This is a C implementation of the Hugging Face Tokenizers' decoders, which is the last step of the Tokenizers pipeline.
It's an experiment to explore the technical feasibility of making a library that improves interoperability for other languages like OCaml to use C bindings. Use at your own risk(I doubt it's useful at all at the current stage), but if you are compelled to use it, it should be safe to use. Should you find any security issues, please let me know.
All naming conventions follow closely to the original Rust implementation, with small but understandable variations idiomatic to C.
-
Assuming you have a folder named
vendorsat project root, run: git submodule add https://github.com/gborough/hf_tokenizers_decoders.git vendors/hf_tokenizers_decoders. -
Assuming you are using Makefile, you should have a step that runs the following or similar:
@if [ ! -d vendors/hf_tokenizers_decoders/.build ]; then \
echo ">> Initializing hf_tokenizers_decoders submodule..."; \
git submodule update --init --recursive vendors/hf_tokenizers_decoders; \
fi
@echo ">> Building hf_tokenizers_decoders..."
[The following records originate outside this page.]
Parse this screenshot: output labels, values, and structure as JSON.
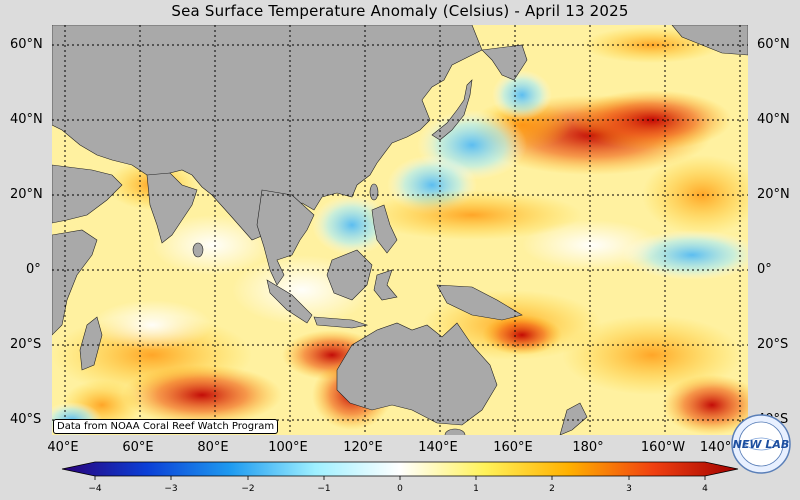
{
  "title": "Sea Surface Temperature Anomaly (Celsius) - April 13 2025",
  "credit": "Data from NOAA Coral Reef Watch Program",
  "lat_left": [
    "60°N",
    "40°N",
    "20°N",
    "0°",
    "20°S",
    "40°S"
  ],
  "lat_right": [
    "60°N",
    "40°N",
    "20°N",
    "0°",
    "20°S",
    "40°S"
  ],
  "lon_labels": [
    "40°E",
    "60°E",
    "80°E",
    "100°E",
    "120°E",
    "140°E",
    "160°E",
    "180°",
    "160°W",
    "140°W"
  ],
  "colorbar": {
    "ticks": [
      "−4",
      "−3",
      "−2",
      "−1",
      "0",
      "1",
      "2",
      "3",
      "4"
    ],
    "colors": [
      "#2a0078",
      "#0b3fd6",
      "#1f9bf0",
      "#9ff0ff",
      "#ffffff",
      "#fff25a",
      "#ffb000",
      "#f04010",
      "#a00000"
    ]
  },
  "logo": {
    "text": "NEW LAB"
  },
  "land_color": "#a9a9a9",
  "ocean_base_color": "#fff4a8"
}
$(MAKE) -C vendors/hf_tokenizers_decoders
- Include the "decoders.h" header and linker flag when compiling:
CFLAGS = ... -Ivendors/hf_tokenizers_decoders/include
LDFLAGS = ... -Lvendors/hf_tokenizers_decoders/.build/decoders.so
All string type char* is wrapped in cstr type, which is re-exported from stclib for easier management.
The vector of string type is named string_vec, wrapped in stclib vector type.
See include/utils for all other wrapper types.
Inside tests folder, see all test_decoder_*.c files for actual usage.